Early Warning for Security Exposure Management integration
The Early Warning for Security Exposure Management integration, powered by Armis, enriches the Unified Security Exposure Management (USEM) with vulnerability intelligence of imminent exploit, enabling your security team to prioritize and patch vulnerabilities months before threat actors weaponize them.

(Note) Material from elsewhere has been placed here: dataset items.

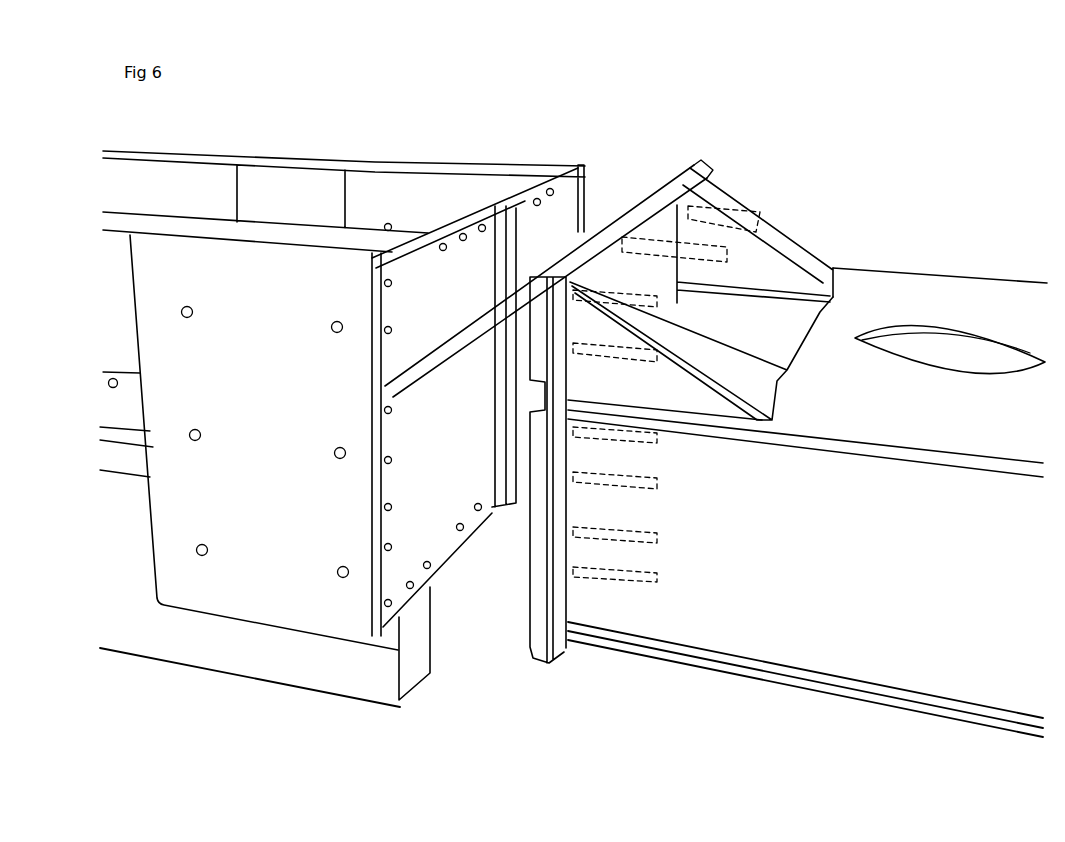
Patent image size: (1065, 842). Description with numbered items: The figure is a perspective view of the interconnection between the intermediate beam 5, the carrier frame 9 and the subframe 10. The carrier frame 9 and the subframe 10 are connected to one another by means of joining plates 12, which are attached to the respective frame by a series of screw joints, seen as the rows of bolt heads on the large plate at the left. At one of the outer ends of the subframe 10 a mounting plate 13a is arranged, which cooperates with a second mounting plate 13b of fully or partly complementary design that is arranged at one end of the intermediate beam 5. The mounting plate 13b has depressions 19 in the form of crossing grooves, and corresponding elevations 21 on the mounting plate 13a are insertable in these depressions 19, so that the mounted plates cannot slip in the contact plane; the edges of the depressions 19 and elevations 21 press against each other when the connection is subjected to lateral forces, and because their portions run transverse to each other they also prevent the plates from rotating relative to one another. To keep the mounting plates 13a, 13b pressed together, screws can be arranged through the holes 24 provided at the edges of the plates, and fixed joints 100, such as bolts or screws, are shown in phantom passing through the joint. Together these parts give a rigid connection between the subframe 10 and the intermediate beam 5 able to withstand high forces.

The intermediate beam 5 is at (900, 297).
The carrier frame 9 is at (257, 658).
The subframe 10 is at (265, 178).
The joining plates 12 is at (167, 483).
The mounting plate 13a is at (428, 514).
The second mounting plate 13b is at (528, 650).
The depressions 19 is at (643, 197).
The elevations 21 is at (513, 200).
The holes 24 is at (386, 288).
The fixed joints 100 is at (655, 531).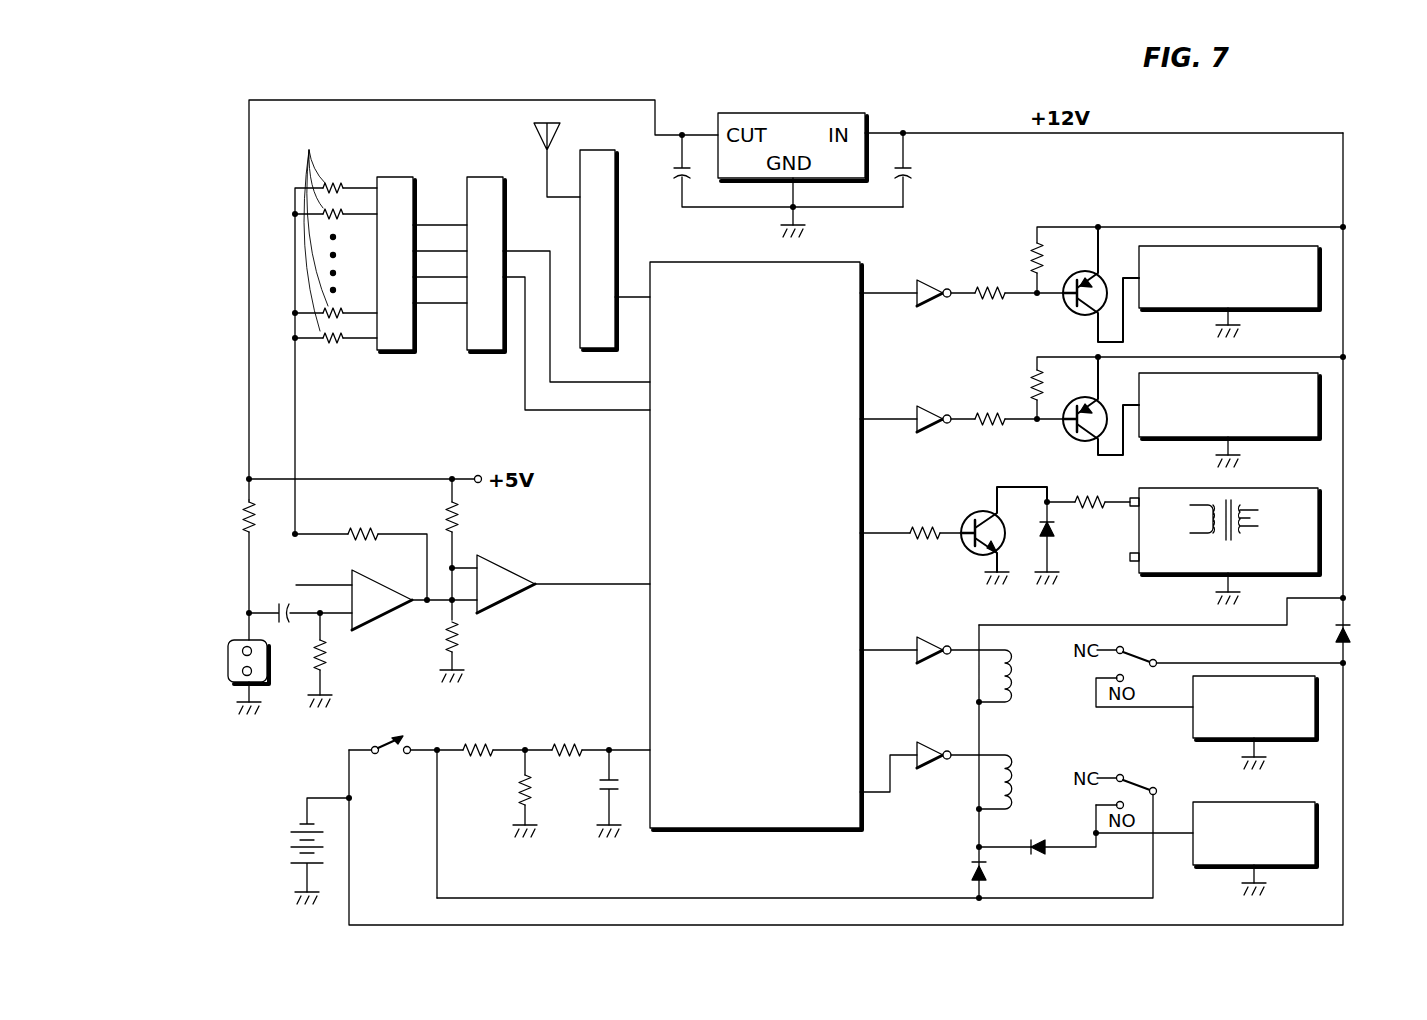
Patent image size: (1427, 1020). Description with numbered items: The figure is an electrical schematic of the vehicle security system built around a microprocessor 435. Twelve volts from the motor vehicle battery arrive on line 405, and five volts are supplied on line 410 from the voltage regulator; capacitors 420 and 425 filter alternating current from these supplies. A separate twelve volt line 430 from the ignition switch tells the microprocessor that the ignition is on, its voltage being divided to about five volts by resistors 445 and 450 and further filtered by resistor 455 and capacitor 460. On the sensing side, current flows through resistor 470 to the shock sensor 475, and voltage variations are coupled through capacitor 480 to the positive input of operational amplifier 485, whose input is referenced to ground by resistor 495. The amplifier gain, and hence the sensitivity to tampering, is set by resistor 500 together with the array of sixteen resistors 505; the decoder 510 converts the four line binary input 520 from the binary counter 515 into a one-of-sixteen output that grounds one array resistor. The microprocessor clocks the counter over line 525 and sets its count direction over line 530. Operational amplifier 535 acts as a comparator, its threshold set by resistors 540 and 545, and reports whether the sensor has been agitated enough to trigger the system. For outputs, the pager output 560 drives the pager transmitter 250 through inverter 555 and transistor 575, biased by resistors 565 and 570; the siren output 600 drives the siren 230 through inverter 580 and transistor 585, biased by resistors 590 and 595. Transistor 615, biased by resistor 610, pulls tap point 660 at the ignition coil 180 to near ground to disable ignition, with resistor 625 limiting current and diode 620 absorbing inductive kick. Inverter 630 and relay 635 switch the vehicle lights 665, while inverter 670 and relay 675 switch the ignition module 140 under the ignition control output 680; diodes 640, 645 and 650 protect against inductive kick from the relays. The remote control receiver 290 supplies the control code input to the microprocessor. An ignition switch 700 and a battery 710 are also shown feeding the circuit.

The ignition module 140 is at (1208, 802).
The ignition coil 180 is at (1185, 575).
The siren 230 is at (1255, 437).
The pager transmitter 250 is at (1255, 308).
The remote control receiver 290 is at (586, 150).
The line 405 is at (1345, 425).
The line 410 is at (385, 100).
The capacitor 420 is at (771, 171).
The capacitor 425 is at (915, 172).
The line 430 is at (530, 898).
The microprocessor 435 is at (728, 262).
The resistor 445 is at (475, 744).
The resistor 450 is at (518, 790).
The resistor 455 is at (567, 744).
The capacitor 460 is at (600, 788).
The resistor 470 is at (240, 522).
The shock sensor 475 is at (235, 640).
The capacitor 480 is at (280, 604).
The operational amplifier 485 is at (392, 590).
The resistor 495 is at (328, 655).
The resistor 500 is at (362, 528).
The array of resistors 505 is at (334, 331).
The decoder 510 is at (390, 177).
The binary counter 515 is at (490, 177).
The four line binary input 520 is at (447, 210).
The control line 525 is at (565, 382).
The control line 530 is at (596, 410).
The operational amplifier 535 is at (508, 565).
The resistor 540 is at (460, 637).
The resistor 545 is at (460, 518).
The inverter 555 is at (930, 280).
The pager output 560 is at (885, 298).
The resistor 565 is at (983, 285).
The resistor 570 is at (1030, 252).
The transistor 575 is at (1080, 280).
The inverter 580 is at (930, 406).
The transistor 585 is at (1080, 406).
The resistor 590 is at (983, 411).
The resistor 595 is at (1030, 380).
The siren output 600 is at (885, 424).
The resistor 610 is at (918, 527).
The transistor 615 is at (975, 515).
The diode 620 is at (1056, 530).
The resistor 625 is at (1095, 496).
The inverter 630 is at (935, 640).
The relay 635 is at (1015, 675).
The diode 640 is at (1335, 633).
The diode 645 is at (1037, 855).
The diode 650 is at (972, 875).
The tap point 660 is at (1116, 498).
The vehicle lights 665 is at (1193, 732).
The inverter 670 is at (935, 745).
The relay 675 is at (1015, 782).
The ignition control output 680 is at (900, 755).
The ignition switch 700 is at (393, 742).
The battery 710 is at (282, 840).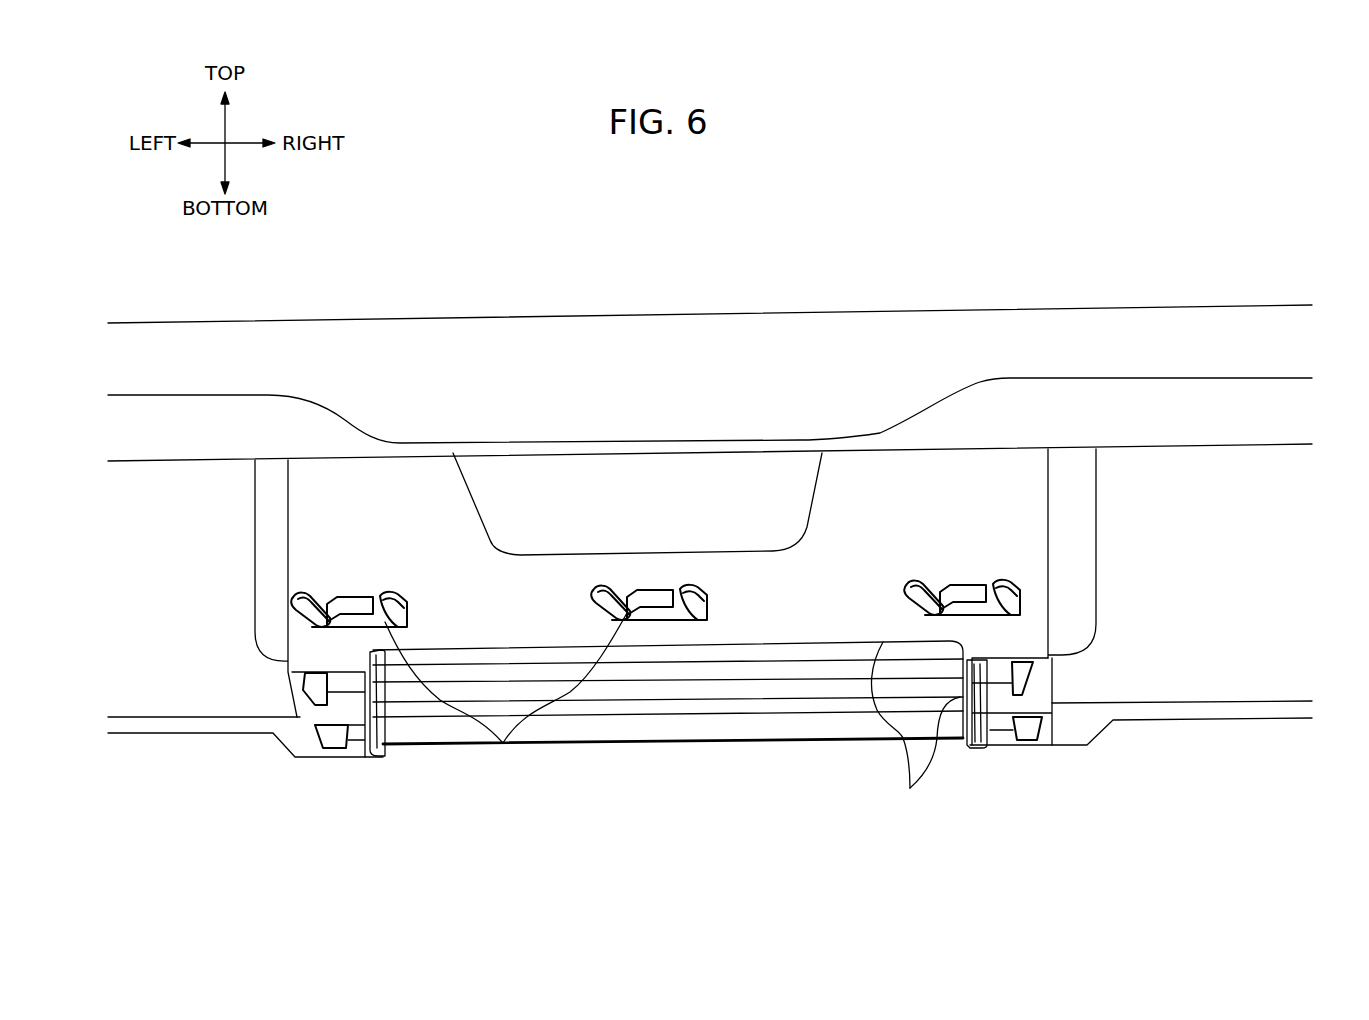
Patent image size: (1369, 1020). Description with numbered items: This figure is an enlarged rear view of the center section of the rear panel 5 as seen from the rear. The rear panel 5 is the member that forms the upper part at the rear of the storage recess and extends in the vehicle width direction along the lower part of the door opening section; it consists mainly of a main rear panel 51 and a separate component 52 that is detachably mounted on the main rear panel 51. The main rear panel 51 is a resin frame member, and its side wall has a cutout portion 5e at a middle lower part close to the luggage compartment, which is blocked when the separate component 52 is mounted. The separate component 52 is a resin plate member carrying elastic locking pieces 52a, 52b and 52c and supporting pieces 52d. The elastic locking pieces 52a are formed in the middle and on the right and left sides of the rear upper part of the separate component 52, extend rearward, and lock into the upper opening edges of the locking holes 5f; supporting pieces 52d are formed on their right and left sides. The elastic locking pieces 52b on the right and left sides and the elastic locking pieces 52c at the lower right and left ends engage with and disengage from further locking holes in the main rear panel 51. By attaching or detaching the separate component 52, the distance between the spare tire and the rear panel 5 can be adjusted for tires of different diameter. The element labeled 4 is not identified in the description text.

The Early Warning for Security Exposure Management integration pulls a curated list of Common Vulnerabilities and Exposures (CVEs) into Unified Security Exposure Management, enriching vulnerability records with threat intelligence validated through honeypot activity, Open Source Intelligence Framework (OSINT), and Armis research. This enrichment enables security teams to prioritize vulnerabilities before public disclosure and coordinate response through established vulnerability management workflows.
When Early Warning matters
Early Warning shifts vulnerability management from reactive crisis to strategic advantage - detecting which vulnerabilities threat actors are actively trying to exploit.
Without early warning: When a vulnerability is published, threat actors can exploit it within hours. Your team patches reactively under pressure, often with inadequate testing and high risk of failure.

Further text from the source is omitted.